Professional distance is an important quality in an attorney. Client pain and problems will easily lay siege to an unprotected heart. BYU law professors Kif Augustine-Adams and Carolina Núñez volunteered to give pro bono legal services to women seeking asylum in the United States and housed in the South Texas Family Residential Center in Dilley, Texas—the largest immigrant detention center in the United States. Opened in December 2014, it detains women and children who have fled violence in Central America and are waiting for the courts to decide their claims for asylum. Professors Augustine-Adams and Núñez have opened their hearts to this project and opened a way for BYU Law students to help.
They came prepared with expertise: Augustine-Adams writes and researches on critical race and feminist theory and historic migrations, and Núñez researches and writes about immigration law, with a specific emphasis on undocumented immigrants. Both are fluent Spanish speakers.
To see their clients, the professors appeared at the treeless 50-acre facility encircled by a high barbed-wire fence and security cameras, sweltering early mornings through sweltering nights in what had been fracking fields. Only adult women and their children are here—all adult men have been transported to a separate facility.
This facility houses 1,735 people, approximately 1,000 of them children, and is owned and operated by the Corrections Corporation of American (CCA), the nation’s biggest for-profit prison company, and was awarded the contract by the U.S. government’s Homeland Security division. The professors went through metal detectors and entry procedures indistinguishable from those in a regular prison before they could enter the trailer set aside for client interviews.
They were barred from visiting the rest of the facility—barrack-like structures where the women and children sleep, eat, and spend their days and nights. Augustine-Adams opened her heart with her first clients. “Two 14 or 15-year old girls came into the trailer with their mothers. They looked just like my teenage daughter, their long hair wrapped up into buns on the tops of their heads, but they were fleeing violence I wouldn’t wish on anyone: fleeing rape by gangs; fleeing extortion; fleeing the possibility of being captured by gangs for use as sex slaves. Meeting those girls made every minute I spent at the facility vitally important,” said Augustine-Adams.
The isolation was what first struck Núñez. “Dilley is a town of about 4,000 people that has developed around the fracking industry. We were warned to bring our own water with us since the drinking water is reportedly tainted by fracking byproducts, but the tainted water is what the detainees drink. Most of the people we saw were sick with colds and viruses and were suffering from exhaustion. The geographic isolation also makes it difficult for detainees to access legal services. Prior to the development of the CARA pro bono project, most detainees were sent back to the countries where they have been threatened, as these women and children are ill-equipped to navigate the U.S. immigration system. In contrast, over 95% of detainees served by the CARA project are able to leave the facility to a safe place in the U.S. where they can continue to pursue their asylum claims.”

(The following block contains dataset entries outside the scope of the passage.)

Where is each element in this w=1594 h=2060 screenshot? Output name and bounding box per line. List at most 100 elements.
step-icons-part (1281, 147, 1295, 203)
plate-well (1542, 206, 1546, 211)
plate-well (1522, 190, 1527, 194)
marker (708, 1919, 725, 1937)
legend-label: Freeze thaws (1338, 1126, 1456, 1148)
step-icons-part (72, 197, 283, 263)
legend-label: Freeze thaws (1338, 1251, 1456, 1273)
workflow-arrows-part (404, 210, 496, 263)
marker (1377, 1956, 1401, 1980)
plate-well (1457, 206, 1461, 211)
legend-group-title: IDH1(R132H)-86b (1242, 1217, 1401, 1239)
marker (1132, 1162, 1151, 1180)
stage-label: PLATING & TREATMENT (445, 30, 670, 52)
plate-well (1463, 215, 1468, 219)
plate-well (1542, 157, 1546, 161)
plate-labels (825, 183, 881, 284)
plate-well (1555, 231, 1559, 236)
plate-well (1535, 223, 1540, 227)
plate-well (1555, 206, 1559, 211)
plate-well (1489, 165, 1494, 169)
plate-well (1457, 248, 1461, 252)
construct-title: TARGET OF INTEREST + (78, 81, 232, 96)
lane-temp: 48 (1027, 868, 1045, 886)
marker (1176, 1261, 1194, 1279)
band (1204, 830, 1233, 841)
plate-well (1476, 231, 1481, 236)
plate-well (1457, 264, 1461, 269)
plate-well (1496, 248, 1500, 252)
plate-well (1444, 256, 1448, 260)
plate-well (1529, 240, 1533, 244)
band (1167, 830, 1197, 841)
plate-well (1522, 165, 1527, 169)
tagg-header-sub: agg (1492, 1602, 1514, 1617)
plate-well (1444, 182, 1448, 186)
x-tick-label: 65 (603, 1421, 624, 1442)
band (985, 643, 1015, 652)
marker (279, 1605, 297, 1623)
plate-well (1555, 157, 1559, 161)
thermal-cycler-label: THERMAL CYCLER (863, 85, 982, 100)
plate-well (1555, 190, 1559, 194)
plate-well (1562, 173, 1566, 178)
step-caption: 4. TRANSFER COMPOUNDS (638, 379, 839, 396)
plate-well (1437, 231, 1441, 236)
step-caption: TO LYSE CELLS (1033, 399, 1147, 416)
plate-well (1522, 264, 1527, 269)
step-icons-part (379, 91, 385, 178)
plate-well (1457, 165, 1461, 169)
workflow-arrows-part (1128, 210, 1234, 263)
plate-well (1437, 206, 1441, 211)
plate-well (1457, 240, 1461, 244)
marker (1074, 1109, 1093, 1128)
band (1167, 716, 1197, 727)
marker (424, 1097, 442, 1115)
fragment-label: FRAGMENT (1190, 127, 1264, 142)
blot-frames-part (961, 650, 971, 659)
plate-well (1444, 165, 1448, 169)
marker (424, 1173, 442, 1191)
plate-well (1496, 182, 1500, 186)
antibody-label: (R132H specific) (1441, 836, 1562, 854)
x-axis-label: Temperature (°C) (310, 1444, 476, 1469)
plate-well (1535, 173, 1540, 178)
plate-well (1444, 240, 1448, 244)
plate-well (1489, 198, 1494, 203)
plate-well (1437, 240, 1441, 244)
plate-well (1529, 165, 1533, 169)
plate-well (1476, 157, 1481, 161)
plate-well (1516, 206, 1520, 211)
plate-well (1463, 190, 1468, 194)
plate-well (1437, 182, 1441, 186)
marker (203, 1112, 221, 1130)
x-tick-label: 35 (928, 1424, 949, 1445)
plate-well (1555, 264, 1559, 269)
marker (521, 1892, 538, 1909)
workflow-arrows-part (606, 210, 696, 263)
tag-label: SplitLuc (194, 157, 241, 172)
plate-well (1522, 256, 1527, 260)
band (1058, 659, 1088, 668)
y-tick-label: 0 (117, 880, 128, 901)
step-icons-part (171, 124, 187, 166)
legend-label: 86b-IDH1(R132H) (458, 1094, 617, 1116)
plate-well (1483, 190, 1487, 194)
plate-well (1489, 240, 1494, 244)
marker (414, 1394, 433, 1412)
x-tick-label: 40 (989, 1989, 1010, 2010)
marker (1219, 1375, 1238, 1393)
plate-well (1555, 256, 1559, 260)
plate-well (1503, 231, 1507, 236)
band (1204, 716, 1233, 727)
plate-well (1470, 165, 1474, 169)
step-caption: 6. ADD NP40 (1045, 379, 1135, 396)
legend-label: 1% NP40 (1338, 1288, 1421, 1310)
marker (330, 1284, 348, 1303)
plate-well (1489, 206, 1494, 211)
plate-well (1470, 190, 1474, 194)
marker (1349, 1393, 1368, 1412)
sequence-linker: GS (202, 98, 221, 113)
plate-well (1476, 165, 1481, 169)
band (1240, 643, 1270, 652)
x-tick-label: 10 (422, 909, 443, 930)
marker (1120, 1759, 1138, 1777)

The professors saw first-hand that forcibly returning these women to their homes would be forcibly returning them to a place where they might well be terrorized, raped, or murdered. They were volunteering through a non-profit organization, CARA, founded by attorneys using all- volunteer attorneys, law students, interpreters, social workers, researchers, and simply caring people who come to Dilley, Texas to defend detained children and their mothers. Núñez and Augustine-Adams spent time working on legal briefs, interviewing clients, and most importantly teaching these women how to present themselves and their stories at the “credible fear” interview, a hearing where an immigration judge decides if the petitioners truly have credible fear for returning to their homelands. The professors also spent time caring for the children whose mothers were in the interview process. BYU Law supports this vital work and has created law student externships in Dilley, Texas over fall and spring placement breaks to begin fall of 2016.
This detention facility along with others run by CCA reaped profits topping $75 million in the first quarter of 2016—all moneys paid them from the U.S. government. This windfall is the result of a 2014 immigration policy from the Obama administration trying to prevent the flow of illegal immigration across the Mexican/United States border. Asylum must be petitioned for on U.S. soil, and so the perilous journey from Central America begins north through Mexico to the U.S. border. Some of the women and children present themselves to immigration authorities at the border. Others pay “coyotes” to take them illegally across the border and are intercepted by border patrols. All are sent to the new detention facility. In the last five years, the U.S. and Mexico have returned 800,000 refugees to Central America including 40,000 children.
The countries with the greatest number of detainees—Honduras, San Salvador, and Guatemala—are not tyrannical regimes or in economic crisis; rather, the problem is that criminal gangs are out of control. The homicide rate in El Salvador last year represents a mortality rate of roughly the same magnitude as during the country’s brutal civil war in the 1980s. Massacres, wholesale rapes, and “protection” extortion are laying waste to the population. It is an act of sheer desperation for a woman to take her children and flee northward. Without volunteers lending help and legal support at the border, these women and children face automatic deportation back to the gangs.